Ch 4: The Changing Competitive Environment Flashcards
Positive feedback, and its network economics impact
Positive feedback is a well-known economic phenomenon at the heart, for example, of economies of scale. A larger company can spread its fixed costs across a larger product volume (reducing prices). The stronger firm gets stronger and continues to grow while the weaker firm gets increasingly weaker.
Network Effects (how value is created in networks)
Network effects occur when a new node (e.g., a new Skype user), while pursuing his or her own economic motives, creates value for all the other members of the network by making the network larger, and thus more valuable. (Book example: Skype users recruiting friends to join)
Tippy market / Tipping Point
Tippy Market: A market that is subject to strong positive feedback, such that the market will “tip” in favor of the firm that is able to reach critical mass and dominate it. “Winner-take-all” tendencies.
Tipping Point: The watershed of dominance. The tipping point is that moment in the evolution of a market where one organization or technology reaches critical mass and goes on to dominate it - the point of no return where winners and losers are defined.
Tipping Point with Sony/Toshiba rivalry as a case study
Traditionally, the onset of the tipping point would take time.
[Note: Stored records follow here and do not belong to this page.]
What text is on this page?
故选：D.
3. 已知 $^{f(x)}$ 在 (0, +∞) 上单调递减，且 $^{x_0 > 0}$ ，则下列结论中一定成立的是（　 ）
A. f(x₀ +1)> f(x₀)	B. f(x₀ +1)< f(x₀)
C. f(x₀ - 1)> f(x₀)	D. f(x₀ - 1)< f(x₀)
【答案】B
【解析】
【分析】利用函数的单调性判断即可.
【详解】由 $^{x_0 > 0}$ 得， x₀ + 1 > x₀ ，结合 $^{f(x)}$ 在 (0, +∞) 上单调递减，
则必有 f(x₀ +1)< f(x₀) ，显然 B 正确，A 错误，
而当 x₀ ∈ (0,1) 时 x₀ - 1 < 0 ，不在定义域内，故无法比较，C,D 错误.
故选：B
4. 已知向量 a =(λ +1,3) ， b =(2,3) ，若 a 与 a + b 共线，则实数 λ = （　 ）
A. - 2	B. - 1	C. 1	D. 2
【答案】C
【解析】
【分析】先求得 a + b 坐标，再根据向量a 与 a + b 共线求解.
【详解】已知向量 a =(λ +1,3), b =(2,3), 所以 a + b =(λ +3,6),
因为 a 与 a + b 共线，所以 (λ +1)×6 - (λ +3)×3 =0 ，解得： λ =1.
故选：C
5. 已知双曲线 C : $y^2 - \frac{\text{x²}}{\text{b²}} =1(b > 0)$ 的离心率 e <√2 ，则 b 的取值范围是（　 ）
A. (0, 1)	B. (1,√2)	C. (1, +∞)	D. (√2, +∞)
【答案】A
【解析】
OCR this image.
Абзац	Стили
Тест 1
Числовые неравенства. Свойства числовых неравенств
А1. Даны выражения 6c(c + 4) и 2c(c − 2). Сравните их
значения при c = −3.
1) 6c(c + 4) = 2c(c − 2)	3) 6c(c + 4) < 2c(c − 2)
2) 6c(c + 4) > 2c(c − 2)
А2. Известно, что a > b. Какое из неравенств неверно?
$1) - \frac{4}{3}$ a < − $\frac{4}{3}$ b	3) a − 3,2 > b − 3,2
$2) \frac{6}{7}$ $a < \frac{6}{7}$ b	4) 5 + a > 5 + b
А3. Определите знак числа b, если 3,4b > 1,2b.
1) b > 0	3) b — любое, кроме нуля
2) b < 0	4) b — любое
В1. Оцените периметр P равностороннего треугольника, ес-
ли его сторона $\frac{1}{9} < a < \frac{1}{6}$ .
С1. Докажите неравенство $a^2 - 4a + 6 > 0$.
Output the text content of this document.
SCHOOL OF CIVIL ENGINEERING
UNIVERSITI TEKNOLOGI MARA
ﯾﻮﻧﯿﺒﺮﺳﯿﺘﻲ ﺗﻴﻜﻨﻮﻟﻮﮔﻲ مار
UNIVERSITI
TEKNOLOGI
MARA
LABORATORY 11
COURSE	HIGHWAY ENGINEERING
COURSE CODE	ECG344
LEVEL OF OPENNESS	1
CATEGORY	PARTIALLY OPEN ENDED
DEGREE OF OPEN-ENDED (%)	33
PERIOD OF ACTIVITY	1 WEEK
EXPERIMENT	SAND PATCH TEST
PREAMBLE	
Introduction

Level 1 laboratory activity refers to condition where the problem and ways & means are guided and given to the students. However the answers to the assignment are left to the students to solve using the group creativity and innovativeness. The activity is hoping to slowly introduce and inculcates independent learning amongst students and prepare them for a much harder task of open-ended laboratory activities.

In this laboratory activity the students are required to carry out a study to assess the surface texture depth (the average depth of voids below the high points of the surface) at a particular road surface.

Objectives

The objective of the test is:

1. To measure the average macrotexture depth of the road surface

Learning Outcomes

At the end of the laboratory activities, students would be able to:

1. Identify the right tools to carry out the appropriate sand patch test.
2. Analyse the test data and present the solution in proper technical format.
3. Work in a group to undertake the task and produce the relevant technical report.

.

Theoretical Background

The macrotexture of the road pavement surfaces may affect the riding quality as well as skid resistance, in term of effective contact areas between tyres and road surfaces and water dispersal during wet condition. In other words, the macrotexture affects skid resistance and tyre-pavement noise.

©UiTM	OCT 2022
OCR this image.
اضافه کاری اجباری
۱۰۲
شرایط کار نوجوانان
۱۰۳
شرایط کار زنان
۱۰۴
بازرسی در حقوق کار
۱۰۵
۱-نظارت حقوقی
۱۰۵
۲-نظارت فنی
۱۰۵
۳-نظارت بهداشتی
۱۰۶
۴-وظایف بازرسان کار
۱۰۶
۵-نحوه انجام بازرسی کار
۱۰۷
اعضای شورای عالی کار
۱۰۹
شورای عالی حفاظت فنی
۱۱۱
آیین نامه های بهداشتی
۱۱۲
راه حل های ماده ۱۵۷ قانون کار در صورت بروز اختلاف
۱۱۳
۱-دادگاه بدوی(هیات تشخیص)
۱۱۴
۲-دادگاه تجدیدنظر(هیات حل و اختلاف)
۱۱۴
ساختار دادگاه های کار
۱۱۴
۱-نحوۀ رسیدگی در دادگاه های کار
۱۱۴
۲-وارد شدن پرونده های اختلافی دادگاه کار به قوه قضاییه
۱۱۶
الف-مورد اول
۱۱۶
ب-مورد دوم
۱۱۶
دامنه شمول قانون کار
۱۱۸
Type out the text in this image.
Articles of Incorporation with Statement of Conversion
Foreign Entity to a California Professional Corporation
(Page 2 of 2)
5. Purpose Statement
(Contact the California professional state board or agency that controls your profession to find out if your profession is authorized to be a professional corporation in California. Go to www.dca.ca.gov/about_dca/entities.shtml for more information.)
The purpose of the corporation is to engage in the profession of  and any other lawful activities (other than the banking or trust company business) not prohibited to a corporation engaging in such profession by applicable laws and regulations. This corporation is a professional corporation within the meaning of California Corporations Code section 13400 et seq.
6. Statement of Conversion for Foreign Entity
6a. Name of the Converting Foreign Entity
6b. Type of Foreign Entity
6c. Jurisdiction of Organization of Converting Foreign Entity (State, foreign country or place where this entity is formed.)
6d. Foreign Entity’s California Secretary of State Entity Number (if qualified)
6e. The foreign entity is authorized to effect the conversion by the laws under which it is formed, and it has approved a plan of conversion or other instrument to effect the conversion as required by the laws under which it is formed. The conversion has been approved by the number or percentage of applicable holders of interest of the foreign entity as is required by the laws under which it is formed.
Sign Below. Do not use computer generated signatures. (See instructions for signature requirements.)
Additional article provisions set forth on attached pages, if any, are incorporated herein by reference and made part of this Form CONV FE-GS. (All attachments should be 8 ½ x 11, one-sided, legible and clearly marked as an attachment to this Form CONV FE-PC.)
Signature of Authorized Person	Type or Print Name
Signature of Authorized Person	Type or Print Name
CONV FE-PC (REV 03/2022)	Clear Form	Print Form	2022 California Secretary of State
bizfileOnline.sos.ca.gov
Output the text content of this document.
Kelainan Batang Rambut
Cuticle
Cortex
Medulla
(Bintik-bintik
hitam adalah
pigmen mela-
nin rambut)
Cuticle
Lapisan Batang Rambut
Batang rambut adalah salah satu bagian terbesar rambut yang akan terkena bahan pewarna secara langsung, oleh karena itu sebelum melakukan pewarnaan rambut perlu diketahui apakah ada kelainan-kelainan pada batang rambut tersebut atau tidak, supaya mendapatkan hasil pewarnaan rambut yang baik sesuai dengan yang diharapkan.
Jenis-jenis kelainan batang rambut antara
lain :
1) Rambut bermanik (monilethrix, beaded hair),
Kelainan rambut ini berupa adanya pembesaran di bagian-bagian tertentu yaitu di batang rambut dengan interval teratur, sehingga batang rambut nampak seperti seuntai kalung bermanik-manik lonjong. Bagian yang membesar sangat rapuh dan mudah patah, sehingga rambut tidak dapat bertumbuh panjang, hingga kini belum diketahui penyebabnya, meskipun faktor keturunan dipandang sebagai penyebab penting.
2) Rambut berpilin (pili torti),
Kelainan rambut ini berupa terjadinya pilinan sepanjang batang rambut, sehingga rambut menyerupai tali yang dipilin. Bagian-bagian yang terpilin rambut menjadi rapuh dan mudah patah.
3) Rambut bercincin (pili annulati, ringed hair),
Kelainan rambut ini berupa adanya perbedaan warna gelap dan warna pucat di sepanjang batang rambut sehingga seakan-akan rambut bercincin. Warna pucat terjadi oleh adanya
The tipping point between Sony’s Blue-Ray and Toshiba’s HD-DVD played out much more quickly… and Sony came out on top this time.
Two-sided networks
Networks that have two types of members, each creating value for the other. In a two-sided network, the value of the network to one type of member depends on the number of members from the other side that take part in the network. (Example: Adobe; as the number of users grew, fueled by some early adopters of the authoring software, organizations that produce and publish documents decided to adopt Adobe Acrobat)
Reach / Richness
Reach: The number of possible recipients of the message.
Richness: the amount of information that can be transmitted, the degree to which the information can be tailored to individual needs, and the level of interactivity of the message.
Reach / Richness - Traditional Tradeoff
Traditionally, as information has been constrained by its physical carrier, a firm would have to make a trade-off decision between the number of people it wanted to communicate a message to (i.e., reach) and the depth of the message (i.e., richness)
How has the internet affected the tradeoff between reach / richness?
With the advent and widespread adoption of a cheaply and easily accessible information infrastructure, such as the Internet and the services it makes available, these constraints are increasingly being lifted.Ubiquitous communication networks and powerful computers are quickly enabling firms to decouple information from the physical objects that traditionally carried it. This new technology makes it possible to reach many people with more information-intensive, interactive, and personalized messages. (still a compromise between reach and richness).